By Kevin Flanagan, Head of Fixed Income Strategy
When it comes to Washington, D.C. headlines and the bond market, it’s not very often the Federal Reserve (Fed) is not taking center stage. However, with monetary policy seemingly on autopilot, fixed income investors have instead placed their focus on fiscal policy. As a result, one could argue the Fed has now taken a back seat in bond land from an official policy perspective.
I don’t want to over-dramatize this point, but it is an important one when it comes to fixed income positioning.
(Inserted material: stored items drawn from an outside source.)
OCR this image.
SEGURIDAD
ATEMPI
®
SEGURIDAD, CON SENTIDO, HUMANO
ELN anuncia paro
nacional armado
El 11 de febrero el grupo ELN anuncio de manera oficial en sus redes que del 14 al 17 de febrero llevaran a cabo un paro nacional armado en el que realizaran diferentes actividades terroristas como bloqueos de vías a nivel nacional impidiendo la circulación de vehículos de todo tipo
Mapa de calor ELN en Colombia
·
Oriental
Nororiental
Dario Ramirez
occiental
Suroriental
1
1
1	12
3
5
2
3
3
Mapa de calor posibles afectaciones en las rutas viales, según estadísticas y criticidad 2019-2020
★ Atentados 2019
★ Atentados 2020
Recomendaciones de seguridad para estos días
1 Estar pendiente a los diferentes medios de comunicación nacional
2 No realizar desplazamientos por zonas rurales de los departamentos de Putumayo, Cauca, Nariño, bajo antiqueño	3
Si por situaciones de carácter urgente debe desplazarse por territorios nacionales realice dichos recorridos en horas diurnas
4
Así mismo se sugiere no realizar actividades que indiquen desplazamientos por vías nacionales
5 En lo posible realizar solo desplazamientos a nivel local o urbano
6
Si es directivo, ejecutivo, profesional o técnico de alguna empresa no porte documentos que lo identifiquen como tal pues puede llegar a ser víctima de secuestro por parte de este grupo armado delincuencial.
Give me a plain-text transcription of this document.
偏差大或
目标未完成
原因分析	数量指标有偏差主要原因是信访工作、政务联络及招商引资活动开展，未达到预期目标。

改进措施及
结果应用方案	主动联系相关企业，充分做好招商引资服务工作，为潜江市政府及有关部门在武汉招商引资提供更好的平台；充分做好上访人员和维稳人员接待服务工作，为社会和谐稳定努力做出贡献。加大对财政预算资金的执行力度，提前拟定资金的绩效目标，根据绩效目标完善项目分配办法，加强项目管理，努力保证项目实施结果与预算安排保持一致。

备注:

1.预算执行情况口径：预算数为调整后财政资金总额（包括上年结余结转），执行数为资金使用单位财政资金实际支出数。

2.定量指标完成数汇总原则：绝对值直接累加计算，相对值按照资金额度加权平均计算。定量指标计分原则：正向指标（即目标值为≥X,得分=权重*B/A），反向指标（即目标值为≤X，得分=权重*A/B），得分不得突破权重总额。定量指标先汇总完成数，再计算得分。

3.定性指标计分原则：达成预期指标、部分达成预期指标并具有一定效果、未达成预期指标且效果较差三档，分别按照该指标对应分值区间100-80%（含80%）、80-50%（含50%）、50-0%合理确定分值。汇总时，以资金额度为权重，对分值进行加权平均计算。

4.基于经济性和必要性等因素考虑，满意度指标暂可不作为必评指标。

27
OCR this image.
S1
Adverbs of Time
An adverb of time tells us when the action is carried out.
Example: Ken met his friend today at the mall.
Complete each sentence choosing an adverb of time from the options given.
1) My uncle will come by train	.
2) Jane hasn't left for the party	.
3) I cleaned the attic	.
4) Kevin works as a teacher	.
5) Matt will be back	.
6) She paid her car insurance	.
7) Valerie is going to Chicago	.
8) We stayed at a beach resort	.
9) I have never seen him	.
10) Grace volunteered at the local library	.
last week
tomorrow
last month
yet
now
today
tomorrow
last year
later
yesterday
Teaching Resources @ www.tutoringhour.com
First things first—the Fed just concluded its initial FOMC meeting for 2021. In other words, one down, seven more to go. As expected, there really were no surprises at this policy convocation.
As I mentioned before, monetary policy is seemingly on autopilot. What exactly do I mean by that? Well, given the Fed’s new policy framework of average inflation targeting, a.k.a. “letting things run hot,” any potential rate hikes are apparently off the table this year (let’s worry about 2022 a little later on, right?). As a result, the only game in town right now for policymakers is continuing to add to the balance sheet through purchases of Treasuries and mortgage-backed securities (MBS), better known as quantitative easing, or QE.
It is on the QE point that the Fed will have some potential policy flexibility. We’ve already seen, in the December FOMC minutes and other Fedspeak, some talk about possible QE tapering later this year. However, Chair Powell has made it abundantly clear the Fed is nowhere near making an official policy decision on that front. That being said, if/when the vaccination rollout improves and the economy begins to revert to a more normal, pre-pandemic state, it is certainly in the realm of possibility that we could be talking tapering during the second half of this year. Let’s hope so, because that would mean good things on the pandemic front!
Bottom line: So, that leads us right back to the beginning of this blog post—it is fiscal policy that has taken, and will more likely keep, center stage. President Biden has already laid the groundwork with an additional $1.9 trillion proposal that comes on top of December’s $900 million stimulus package.
In other words, as we highlighted in our pre-election outlook piece, there are two constants for the bond market in 2021: 1) monetary policy on autopilot, and 2) multi-trillion dollar deficits.
However, as we’ve seen by the January run-up in the Treasury 10-Year yield, the primary focus is on the potential for reflation, as further unprecedented fiscal policy stimulus in conjunction with extraordinary easy monetary policy can result in higher rates even if the Fed is not leading the party.